Sukoharjo - Kuasa hukum keluarga terduga teroris Hendro Yunanto mengajukan gugatan praperadilan kepada Kepala Polri dan Detasemen Khusus 88 Antiteror. Mereka menilai penangkapan yang berujung pada tewasnya Hendro menyalahi prosedur. Gugatan itu diajukan melalui Pengadilan Negeri Sukoharjo, Selasa 31 Mei 2011. Kurniawan, Koordinator Tim advokasi The Islamic Studies and Action Center (ISAC), mengatakan telah menerima surat kuasa dari orang tua Hendro. Menurutnya, terdapat beberapa kejanggalan yang mereka temukan dalam penangkapan Hendro di Sukoharjo, yang terjadi 14 Mei lalu. “Dalam penangkapan itu polisi memang sengaja membunuh Hendro,” kata Kurniawan menuduh.
Kurniawan mengatakan jika keluarga menemukan 10 luka tembak di bagian kepala, leher, dada, tangan, serta perut jenazah Hendro. “Luka ini diketahui oleh keluarga pada saat mengganti kain kafan,” kata Kurniawan.
Selain itu, mereka juga menemukan sejumlah lecet dan lebam di kepala Hendro. Dari hasil temuan di tempat kejadian, mereka juga yakin jika Hendro ditembak dari jarak yang sangat dekat.
Dalam penangkapan itu, dia juga menengarai jika Densus 88 tidak berusaha memberikan tembakan peringatan ataupun tembakan untuk melumpuhkan. “Justru mereka memberikan tembakan yang mematikan dan berulang-ulang,” kata Kurniawan.
Apakah ini merupakan kejahatan densus 88 ?ISAC menegaskan jika Densus 88 telah mengabaikan asas praduga tak bersalah dalam penangkapan itu. Hingga saat ini, keluarga juga belum memperoleh surat penangkapan dari kepolisian. “Peran Hendro Yunanto dalam kasus terorisme juga tidak jelas hingga saat ini,” kata Kurniawan. Dia khawatir Hendro juga merupakan salah satu korban salah sasaran penangkapan.
Dia mengaku sangat menyesalkan kematian salah satu saksi kunci dalam penggerebekan itu, Nur Iman, seorang pedagang angkringan yang berjualan di sekitar lokasi penangkapan. “Kematiannya kami anggap masih misterius,” kata Kurniawan.
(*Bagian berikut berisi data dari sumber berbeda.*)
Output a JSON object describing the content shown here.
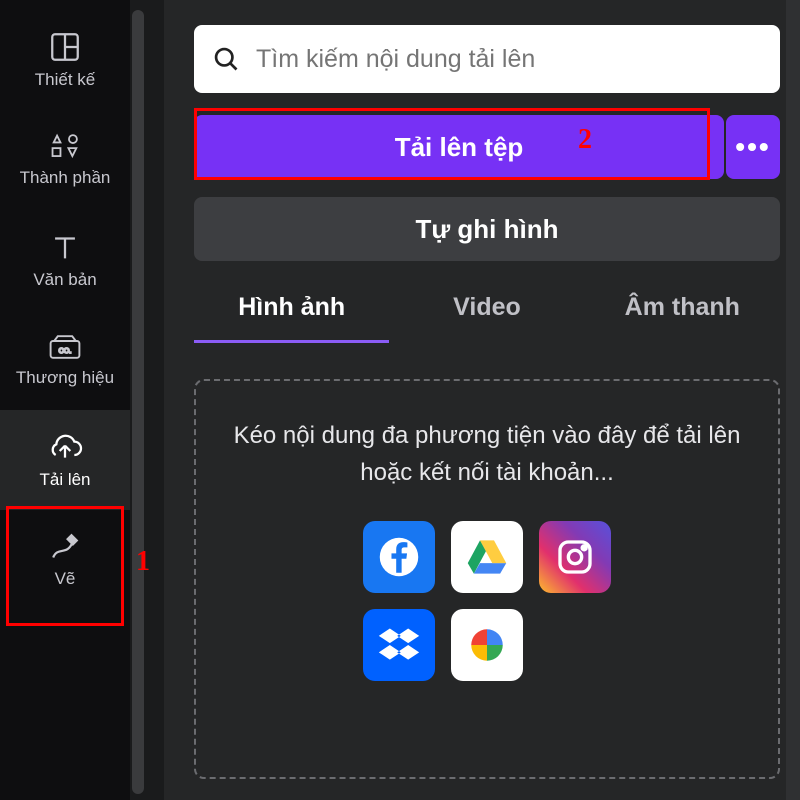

Dia juga menyesalkan sikap polisi yang secara cepat menyimpulkan jika Nur Iman tewas lantaran tembakan dari terduga teroris. Dia berharap kasus itu dibuktikan melalui uji balistik yang dilakukan oleh tm independen.
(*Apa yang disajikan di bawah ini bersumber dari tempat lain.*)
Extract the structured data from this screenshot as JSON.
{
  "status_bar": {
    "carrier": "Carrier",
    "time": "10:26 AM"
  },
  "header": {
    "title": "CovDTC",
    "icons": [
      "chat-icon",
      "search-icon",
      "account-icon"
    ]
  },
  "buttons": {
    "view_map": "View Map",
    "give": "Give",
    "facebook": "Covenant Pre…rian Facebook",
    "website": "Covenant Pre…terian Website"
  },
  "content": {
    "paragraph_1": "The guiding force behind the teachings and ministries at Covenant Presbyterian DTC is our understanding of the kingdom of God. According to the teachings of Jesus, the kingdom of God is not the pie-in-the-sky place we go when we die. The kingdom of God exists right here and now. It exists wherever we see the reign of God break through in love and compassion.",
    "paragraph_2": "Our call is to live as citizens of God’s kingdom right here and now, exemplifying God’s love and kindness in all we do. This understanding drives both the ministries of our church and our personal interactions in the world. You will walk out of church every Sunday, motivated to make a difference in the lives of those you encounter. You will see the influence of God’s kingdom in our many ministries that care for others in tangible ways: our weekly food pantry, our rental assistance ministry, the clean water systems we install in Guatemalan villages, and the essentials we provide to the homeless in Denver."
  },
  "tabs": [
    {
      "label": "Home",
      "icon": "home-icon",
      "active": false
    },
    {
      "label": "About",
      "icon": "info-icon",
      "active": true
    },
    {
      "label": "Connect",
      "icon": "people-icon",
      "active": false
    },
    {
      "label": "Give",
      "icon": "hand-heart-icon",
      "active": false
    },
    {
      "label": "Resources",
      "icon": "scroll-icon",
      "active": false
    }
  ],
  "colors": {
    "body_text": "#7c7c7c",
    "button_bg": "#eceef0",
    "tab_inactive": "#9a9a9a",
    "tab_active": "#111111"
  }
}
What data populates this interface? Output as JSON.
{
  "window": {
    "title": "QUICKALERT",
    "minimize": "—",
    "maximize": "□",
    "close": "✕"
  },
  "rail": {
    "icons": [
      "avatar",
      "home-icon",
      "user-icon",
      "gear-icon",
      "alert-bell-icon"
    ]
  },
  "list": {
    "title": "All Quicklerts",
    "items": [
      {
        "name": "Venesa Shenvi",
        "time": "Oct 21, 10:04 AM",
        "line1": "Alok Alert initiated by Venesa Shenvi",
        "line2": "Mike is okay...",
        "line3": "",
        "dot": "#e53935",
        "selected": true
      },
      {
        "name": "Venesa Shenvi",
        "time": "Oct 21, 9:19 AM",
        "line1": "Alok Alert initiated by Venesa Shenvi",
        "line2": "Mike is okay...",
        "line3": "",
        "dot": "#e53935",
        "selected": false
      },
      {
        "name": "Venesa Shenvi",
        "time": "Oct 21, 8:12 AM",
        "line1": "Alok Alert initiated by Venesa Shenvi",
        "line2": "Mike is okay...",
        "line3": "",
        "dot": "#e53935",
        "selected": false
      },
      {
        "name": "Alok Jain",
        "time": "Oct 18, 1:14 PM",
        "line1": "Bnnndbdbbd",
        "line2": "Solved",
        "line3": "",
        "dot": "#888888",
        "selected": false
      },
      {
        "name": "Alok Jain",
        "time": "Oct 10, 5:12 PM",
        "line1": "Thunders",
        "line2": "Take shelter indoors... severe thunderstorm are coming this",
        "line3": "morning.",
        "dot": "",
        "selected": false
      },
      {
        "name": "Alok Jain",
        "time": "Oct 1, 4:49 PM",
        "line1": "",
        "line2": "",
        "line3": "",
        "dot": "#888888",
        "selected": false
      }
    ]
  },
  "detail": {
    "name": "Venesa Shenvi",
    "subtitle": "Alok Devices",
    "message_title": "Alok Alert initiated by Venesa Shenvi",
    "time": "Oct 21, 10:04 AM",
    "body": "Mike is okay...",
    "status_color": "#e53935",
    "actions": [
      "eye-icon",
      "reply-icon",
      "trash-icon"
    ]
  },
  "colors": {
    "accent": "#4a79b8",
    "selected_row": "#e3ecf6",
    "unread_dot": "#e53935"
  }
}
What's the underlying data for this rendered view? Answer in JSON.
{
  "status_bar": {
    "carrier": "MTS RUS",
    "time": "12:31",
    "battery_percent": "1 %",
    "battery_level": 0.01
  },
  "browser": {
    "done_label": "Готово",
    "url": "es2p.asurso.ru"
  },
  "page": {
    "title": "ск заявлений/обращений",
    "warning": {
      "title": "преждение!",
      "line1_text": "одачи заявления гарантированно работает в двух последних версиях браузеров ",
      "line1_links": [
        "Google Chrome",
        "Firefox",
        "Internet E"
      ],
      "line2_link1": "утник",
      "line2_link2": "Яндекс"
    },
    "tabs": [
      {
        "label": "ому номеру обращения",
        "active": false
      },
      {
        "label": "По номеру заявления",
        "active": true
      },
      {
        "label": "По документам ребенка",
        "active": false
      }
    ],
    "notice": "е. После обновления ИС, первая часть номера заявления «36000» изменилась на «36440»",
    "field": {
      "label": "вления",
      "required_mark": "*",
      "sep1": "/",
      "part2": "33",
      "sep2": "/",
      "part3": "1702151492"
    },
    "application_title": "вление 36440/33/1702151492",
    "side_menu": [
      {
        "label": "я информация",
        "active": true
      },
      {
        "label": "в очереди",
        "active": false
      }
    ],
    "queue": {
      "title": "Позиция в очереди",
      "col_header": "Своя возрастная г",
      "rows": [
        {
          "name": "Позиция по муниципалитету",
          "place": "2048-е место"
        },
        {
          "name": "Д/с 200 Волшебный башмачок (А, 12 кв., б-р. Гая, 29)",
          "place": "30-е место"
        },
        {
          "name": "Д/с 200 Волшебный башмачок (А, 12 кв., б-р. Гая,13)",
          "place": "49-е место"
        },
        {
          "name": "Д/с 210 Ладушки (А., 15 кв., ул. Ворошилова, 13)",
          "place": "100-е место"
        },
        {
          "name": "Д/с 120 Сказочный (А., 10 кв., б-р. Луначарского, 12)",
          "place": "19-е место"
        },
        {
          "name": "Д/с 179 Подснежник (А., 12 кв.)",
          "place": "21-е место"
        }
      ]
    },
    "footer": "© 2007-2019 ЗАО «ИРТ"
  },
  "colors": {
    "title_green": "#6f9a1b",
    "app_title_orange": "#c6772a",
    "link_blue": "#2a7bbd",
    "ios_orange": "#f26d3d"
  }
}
Gugatan praperadilan tersebut diterima oleh Panitera Muda Pidana Pengadilan Negeri Sukoharjo, Sri Widodo. Surat gugatan itu diterima setelah tim advokasi menunggu beberapa jam. “Kami menunggu arahan dari Ketua PN terlebih dahulu,” kata Sri Widodo. Dalam kasus lain, lanjutnya, dia bebas menerima surat gugatan tanpa perlu menunggu arahan.
Hendro Yunanto bersama Sigit Qordhowi tewas dalam sebuah penyergapan di Desa Sanggrahan, Kecamatan Grogol, Sukoharjo, Jawa Tengah, 14 Mei lalu. Sigit disebut-sebut sebagai otak bom Cirebon serta serangkaian aksi teror di Klaten dan Solo.